Friday, December 2, 2011 - Article by: Dustin McAlister - BNC National Bank - Overland Park -
Nov employment at 8:30 was generally in line with estimates. Today's news will feature the unemployment rte dropped to 8.6% frm 9.0%; non-farm jobs increased 120K while private non-farm jobs increased 140K, average hourly earnings +0.1%. The unemployment rate is the lowest since March 2009, but there is a hitch to the headline; the labor participation rate declined to 64.0% frm 64.2% implying that more potential workers have dropped out from looking for a job. The decrease in the jobless rate reflected a 278,000 gain in employment at the same time 315,000 Americans left the labor force. Revisions to Sept and Oct added 72K more jobs than originally reported. The U-6 underemployment rate declined from 16.2% to 15.6%, it includes part- time workers who'd prefer a full-time position and people who want work but have given up looking.
That non-farm jobs increased 120K reflects many jobs are temporary hirings for the holidays, the reaction in the bond and mortgage markets wasn't much change from yesterday's closes although slightly lower as traders discount the decline in the unemployment rate and job growth was fractionally lower than general estimates. The stock indexes were trading better prior to 8:30 on the back of continued improvement in Europe's equity markets; there was little change in the indexes following the report.

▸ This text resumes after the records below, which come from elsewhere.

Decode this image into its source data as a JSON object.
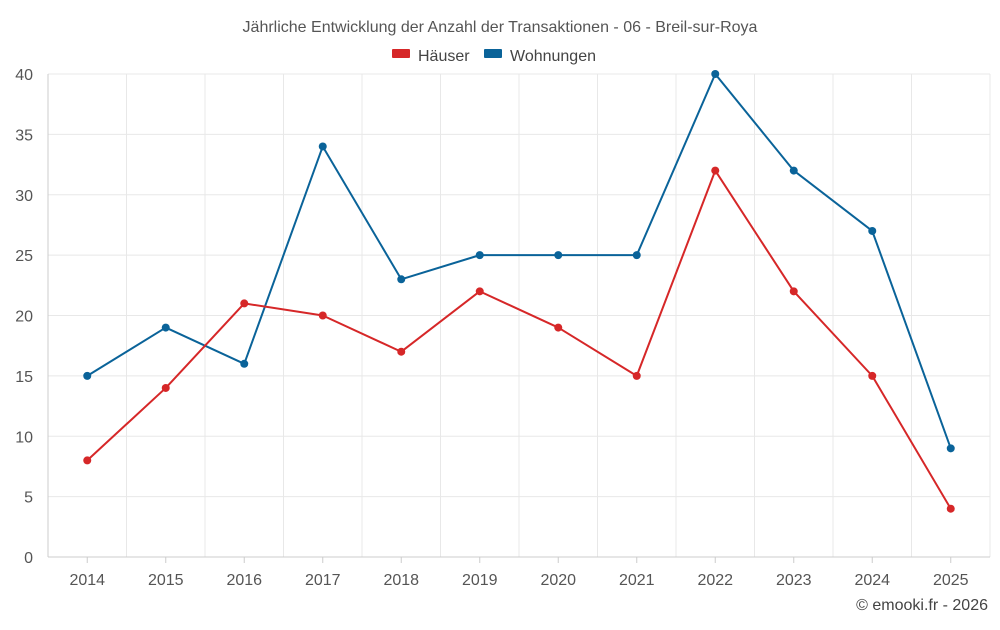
{
  "chart_data": {
    "type": "line",
    "title": "Jährliche Entwicklung der Anzahl der Transaktionen - 06 - Breil-sur-Roya",
    "categories": [
      "2014",
      "2015",
      "2016",
      "2017",
      "2018",
      "2019",
      "2020",
      "2021",
      "2022",
      "2023",
      "2024",
      "2025"
    ],
    "series": [
      {
        "name": "Häuser",
        "color": "#d62728",
        "values": [
          8,
          14,
          21,
          20,
          17,
          22,
          19,
          15,
          32,
          22,
          15,
          4
        ]
      },
      {
        "name": "Wohnungen",
        "color": "#0a6399",
        "values": [
          15,
          19,
          16,
          34,
          23,
          25,
          25,
          25,
          40,
          32,
          27,
          9
        ]
      }
    ],
    "yticks": [
      "0",
      "5",
      "10",
      "15",
      "20",
      "25",
      "30",
      "35",
      "40"
    ],
    "ylim": [
      0,
      40
    ],
    "xlabel": "",
    "ylabel": "",
    "grid": true,
    "legend_position": "top-center"
  },
  "credit": "© emooki.fr - 2026"
}
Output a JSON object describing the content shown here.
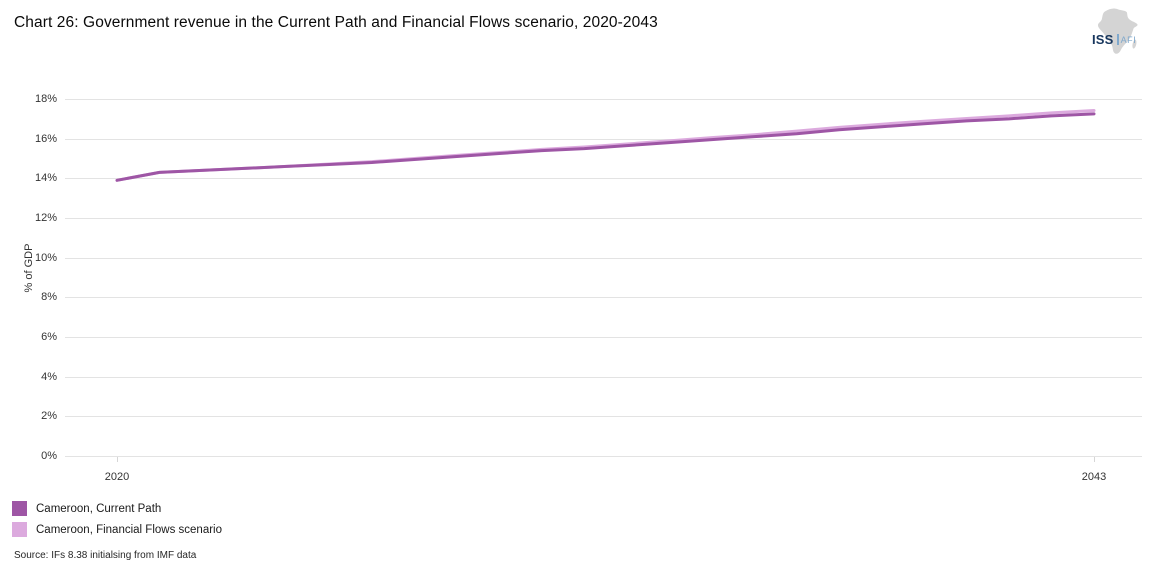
{
  "header": {
    "title": "Chart 26: Government revenue in the Current Path and Financial Flows scenario, 2020-2043",
    "logo": {
      "org": "ISS",
      "unit": "AFI"
    }
  },
  "chart_data": {
    "type": "line",
    "title": "Chart 26: Government revenue in the Current Path and Financial Flows scenario, 2020-2043",
    "xlabel": "",
    "ylabel": "% of GDP",
    "ylim": [
      0,
      18
    ],
    "y_ticks_percent": [
      0,
      2,
      4,
      6,
      8,
      10,
      12,
      14,
      16,
      18
    ],
    "y_tick_suffix": "%",
    "x": [
      2020,
      2021,
      2022,
      2023,
      2024,
      2025,
      2026,
      2027,
      2028,
      2029,
      2030,
      2031,
      2032,
      2033,
      2034,
      2035,
      2036,
      2037,
      2038,
      2039,
      2040,
      2041,
      2042,
      2043
    ],
    "x_tick_years": [
      2020,
      2043
    ],
    "grid": true,
    "legend_position": "bottom-left",
    "gridline_color": "#e3e3e3",
    "series": [
      {
        "name": "Cameroon, Current Path",
        "color": "#9e56a5",
        "values": [
          13.9,
          14.3,
          14.4,
          14.5,
          14.6,
          14.7,
          14.8,
          14.95,
          15.1,
          15.25,
          15.4,
          15.5,
          15.65,
          15.8,
          15.95,
          16.1,
          16.25,
          16.45,
          16.6,
          16.75,
          16.9,
          17.0,
          17.15,
          17.25
        ]
      },
      {
        "name": "Cameroon, Financial Flows scenario",
        "color": "#dcaade",
        "values": [
          13.9,
          14.3,
          14.4,
          14.5,
          14.6,
          14.72,
          14.84,
          15.0,
          15.16,
          15.3,
          15.46,
          15.58,
          15.73,
          15.89,
          16.05,
          16.2,
          16.38,
          16.57,
          16.73,
          16.88,
          17.02,
          17.15,
          17.3,
          17.42
        ]
      }
    ]
  },
  "footer": {
    "source": "Source: IFs 8.38 initialsing from IMF data"
  }
}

In Europe there is some increased optimism that the debt crisis may be helped by the ECB funneling funds to the IMF then the IMF leverages the funds and provides funds to Italy and Spain taking them back from the abyss. Next Friday Europe's leaders will meet in a summit in Brussels, the meeting must end with something more than what the world has had to swallow for two years----a lot of talk but little action. Given the improvement in Europe's equity markets this week and the best week for Italy's and Spain's 2 yr note yields this week, optimism is increasing.
At 9:30 the DJIA opened 90 points better, the 10 yr note at 9:30 -9/32 at 2.12% a near term support level and mortgage prices off just 4/32 (.12 bp).
So far today the employment report has had little impact on the US financial markets. The bellwether 10 yr note has near term support at 2.12% that has been tested a few times and held, at 10:00 it traded at 2.11% after ending yesterday at 2.10% after moving to 2.14% intraday yesterday. Mortgages have been held captive in a 50 basis point price range for three weeks now while the 10 yr volatility swings its yield from 2.12% to 1.86% on every sentence out of the mouths of Europe's leaders.
We haven't changed our outlook that the US interest rate markets are unlikely to decline much from the present levels and have more potential to rise that decline. While Europe's mess will take years to resolve the markets now are believing that a plan will surface soon that will remove much of concern that Europe's banks would fail. Over the last couple of weeks the safety moves into US treasuries has ebbed substantially. We can argue that the US economy won't improve much based on the housing market and the high level of unemployment, however trading in the equity markets implies investors are increasingly more optimistic about the future. Either way one sees it the reality is that no one is sure, that has lead to huge wings in the indexes and has contributed to keeping interest rates from falling further.